Resenha: O Sacrifício – Joe Hill
- Talita Chahine

- 24 de jun.
- 2 min de leitura
Amizade, culpa e um pacto que cobra caro demais
Oi gente..
Tudo bem com vocês ???

Joe Hill tem uma habilidade impressionante de pegar uma história que parece simples e transformar em algo sombrio, pesado e impossível de largar. E é exatamente isso que acontece em O Sacrifício.
Aqui vamos conhecer Arthur Oakes, um universitário comum do Maine, com uma vida normal e preocupações normais, até que uma decisão aparentemente pequena muda completamente o rumo da sua vida. Ao tentar proteger uma garota, ele acaba se envolvendo em um esquema de roubo de livros raros da biblioteca da faculdade. No começo, parecia algo controlável — apenas pegar alguns livros específicos — mas os pedidos começam a ficar cada vez mais estranhos, mais raros e mais perigosos, e Arthur percebe tarde demais que está sendo manipulado.
Mas o verdadeiro problema começa em uma noite de Halloween.
Arthur e seus amigos — Colin, Allie, Donna, Van e Gwen — percebem que estão lidando com algo muito maior do que extorsão ou roubo. Desesperados para dar um fim àquilo, eles decidem recorrer a algo que jamais deveriam sequer considerar: um ritual.
Eles se reúnem na Mansão dos Espinhos, a casa do avô de Colin, um lugar cercado por objetos estranhos, histórias antigas e coisas que talvez nunca devessem ser usadas. Lá, usando um livro antigo, eles invocam da Escuridão o Soberano Sofrimento, uma entidade que assume a forma de um dragão e promete proteger todos eles de qualquer ameaça.

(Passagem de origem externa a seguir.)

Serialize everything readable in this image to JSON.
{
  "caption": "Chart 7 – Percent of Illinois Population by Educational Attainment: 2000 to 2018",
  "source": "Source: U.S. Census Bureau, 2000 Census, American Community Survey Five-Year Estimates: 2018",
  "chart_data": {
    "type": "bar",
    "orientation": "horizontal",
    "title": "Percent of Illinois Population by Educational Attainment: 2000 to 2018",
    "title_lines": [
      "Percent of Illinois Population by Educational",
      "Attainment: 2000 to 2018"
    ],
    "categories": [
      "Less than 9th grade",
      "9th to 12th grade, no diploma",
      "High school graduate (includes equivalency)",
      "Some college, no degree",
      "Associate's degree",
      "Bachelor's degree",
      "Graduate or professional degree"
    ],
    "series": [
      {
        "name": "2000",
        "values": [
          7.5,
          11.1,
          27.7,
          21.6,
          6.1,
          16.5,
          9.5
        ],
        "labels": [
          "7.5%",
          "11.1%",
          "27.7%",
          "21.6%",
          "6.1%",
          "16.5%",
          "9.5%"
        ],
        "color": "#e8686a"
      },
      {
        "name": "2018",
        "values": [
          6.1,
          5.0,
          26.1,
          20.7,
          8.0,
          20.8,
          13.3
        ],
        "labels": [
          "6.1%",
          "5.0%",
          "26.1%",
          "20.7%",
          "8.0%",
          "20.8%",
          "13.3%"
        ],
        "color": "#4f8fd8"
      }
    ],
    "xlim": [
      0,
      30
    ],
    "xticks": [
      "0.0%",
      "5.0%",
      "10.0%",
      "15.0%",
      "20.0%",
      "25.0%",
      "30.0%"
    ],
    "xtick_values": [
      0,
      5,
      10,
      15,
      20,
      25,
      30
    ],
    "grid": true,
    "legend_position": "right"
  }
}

Mas como toda história de Joe Hill, nada vem de graça.
O dragão faz apenas uma exigência:todo Domingo de Páscoa, alguém deve morrer.E a escolha da primeira vítima foi assustadoramente fácil para eles.
O problema é que, no ano seguinte, o Soberano Sofrimento quer mais uma vítima.E depois mais uma.E depois outra.
É nesse momento que Arthur percebe que aquilo nunca vai acabar. Não é um acordo. Não é um pacto com prazo. É uma dívida eterna.
A partir daí, vamos acompanhar esses amigos ao longo dos anos, tentando encontrar uma maneira de quebrar esse pacto, enquanto a culpa, o medo e a desconfiança começam a destruir a amizade entre eles. Porque quando a sobrevivência entra em jogo, a pergunta que fica é: quem realmente estaria disposto a morrer pelo outro?
Joe Hill constrói uma história que não é apenas sobre terror, mas sobre amizade, culpa, escolhas e consequências. Sobre como uma decisão tomada na juventude pode perseguir alguém pelo resto da vida. E principalmente sobre como o verdadeiro terror não está apenas no monstro que eles invocaram, mas nas escolhas que eles precisam fazer todos os anos.
O livro tem aquele clima clássico de histórias do Stephen King: um grupo de amigos, um segredo, uma cidade pequena e algo sobrenatural que cresce silenciosamente até se tornar impossível de controlar. Mas Joe Hill tem sua própria voz, e ele sabe como fazer a gente se importar com os personagens — e é isso que torna a história ainda mais dolorosa.
Porque o verdadeiro terror aqui não é saber quem vai morrer. É saber quem vai escolher.
Um livro sobre amizade, culpa e o preço de continuar vivo.